We hear that, as entrepreneurs, we musn’t be afraid of failure. It is a step and we must be able to rebound on it. We learn from our failures. Yes, indeed. But failure can have adverse effects, especially on our self-confidence.
Much has been said about the virtues of failure — it’s a learning opportunity, it happens to everyone, it’s character-building. Failure is becoming some romanticized rite of passage, invoking images of young entrepreneurs burning the midnight oil and yelling “Eureka!” I can say from experience that any entrepreneur who fails repeatedly before finding the golden ticket had better be ready to coat themselves in protective armor, because your stakeholders may not be as understanding of your failures.
I’ve often said that failure is a great teacher, but its lessons are too harsh. Entrepreneurs will fail all the time, yes, and there’s no alternative to failure. You can’t avoid it altogether. What you mustavoid, however, is letting it consume you and destroy your self-confidence. If you let yourself become afraid to innovate — to go for it — you haven’t just failed. You’ve become a failure.
Failure makes many of us less confident and less aggressive. We become gun shy. That’s not surprising. Unfortunately, the cold reality is that once you’ve failed as an entrepreneur, you need to have blind confidence and a healthy sense of aggression to prove to people that you actually cansucceed. You need to try again, and brace yourself to be criticized, lectured, doubted, and flat-out ignored by investors and sometimes even your own team. If at first you don’t succeed, you’re in for the fight of your life.
When I first started Bullhorn in 1999, our original concept was the product of some brainstorming between me and my co-founder. His idea was, “Why don’t we build a platform for people to display their creative work on the internet?” Then I added, “We could make it a marketplace for those people to get jobs.” Nobody had ever told us that this was a problem that needed solving, yet we thought it was a great idea. So did our original investors. In fact, when we took the idea to creative professionals, they really liked it as well. Unfortunately, when we took it to the businesses that were making hiring decisions, it was a total flop.

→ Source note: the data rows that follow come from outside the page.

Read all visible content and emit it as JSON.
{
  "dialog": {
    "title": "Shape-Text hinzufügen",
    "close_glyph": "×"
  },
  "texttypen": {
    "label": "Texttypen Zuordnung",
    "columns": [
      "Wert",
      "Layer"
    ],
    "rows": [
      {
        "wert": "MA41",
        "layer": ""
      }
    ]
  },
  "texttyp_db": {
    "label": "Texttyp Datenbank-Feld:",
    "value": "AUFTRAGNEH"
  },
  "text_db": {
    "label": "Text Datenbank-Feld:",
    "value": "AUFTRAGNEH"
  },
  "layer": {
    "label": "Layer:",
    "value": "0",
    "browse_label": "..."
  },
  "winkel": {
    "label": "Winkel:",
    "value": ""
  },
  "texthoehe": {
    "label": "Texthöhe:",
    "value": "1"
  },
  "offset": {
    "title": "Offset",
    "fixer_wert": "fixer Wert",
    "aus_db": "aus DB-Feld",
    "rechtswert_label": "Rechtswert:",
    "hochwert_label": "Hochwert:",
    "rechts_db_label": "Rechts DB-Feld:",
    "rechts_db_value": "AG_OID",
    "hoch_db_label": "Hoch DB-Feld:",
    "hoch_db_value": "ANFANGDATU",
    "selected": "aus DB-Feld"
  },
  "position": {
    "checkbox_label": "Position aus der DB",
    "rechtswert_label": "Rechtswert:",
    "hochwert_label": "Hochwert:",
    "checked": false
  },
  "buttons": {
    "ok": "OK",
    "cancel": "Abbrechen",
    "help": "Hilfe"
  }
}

So our first business model failed. After a few months, as our cash dwindled, we thought up yet another problem that we could solve. Our investors loved that idea too. But, much like our previous efforts, we discovered that no one actually suffered from the problem we were out to solve. Our second business model failed, as well. Then the dot-com bubble collapsed. Our early investors quickly turned from loving their investment in Bullhorn to hating it and they shut us off from any additional capital. We decided to forgo salaries to stretch our cash. I was paying my rent by maxing out my credit cards. Then a business dropped in our laps. We met someone with a problem that needed solving and we were uniquely poised to solve it. We realized we had a game-changing idea on our hands: creating the first software-as-a-service applicant tracking system for recruiters. When our new product started to take off, we needed more money to get to the next level. Unfortunately, our investors looked at me like I was the boy who cried wolf and rejected the idea out of hand. The sales traction and momentum was not compelling to them in any way. They told us it would never be a big business. Fortunately, they were dead wrong, but we didn’t feel so confident at the time.
I had identified our winning product, but I was late to the game. So what did I do? Did I pick myself up off the floor, dust myself off, and power ahead? Not really. My team and I still had total faith in our concept, but the reality of having failed before made me nervous to take risks. I didn’t have the confidence to push my investors to support the idea and decided to essentially bootstrap the business, which worked, but cost us precious time. The business succeeded and the rest is history 13 years later, but we would be three times the size we are now had I been stronger.
We entrepreneurs are often good at one of two things — identifying when something isn’t working, or ignoring the risks and suspending disbelief. When you’ve failed before but now know you have the right idea to succeed, you need to silence your inner skeptic and then work to silence your outer skeptics. You’ve learned to identify failure. You know what it looks like. Now, you need to focus on identifying success. Once you’ve done that, you can move on to suspending your critics’ disbelief.
Just because you pursued the wrong idea once (or twice, or even many times) doesn’t make you incapable of recognizing the right idea. A calming dose of skepticism can be great, but as an entrepreneur, sometimes you just need to charge ahead, no matter how many times failure knocks you down.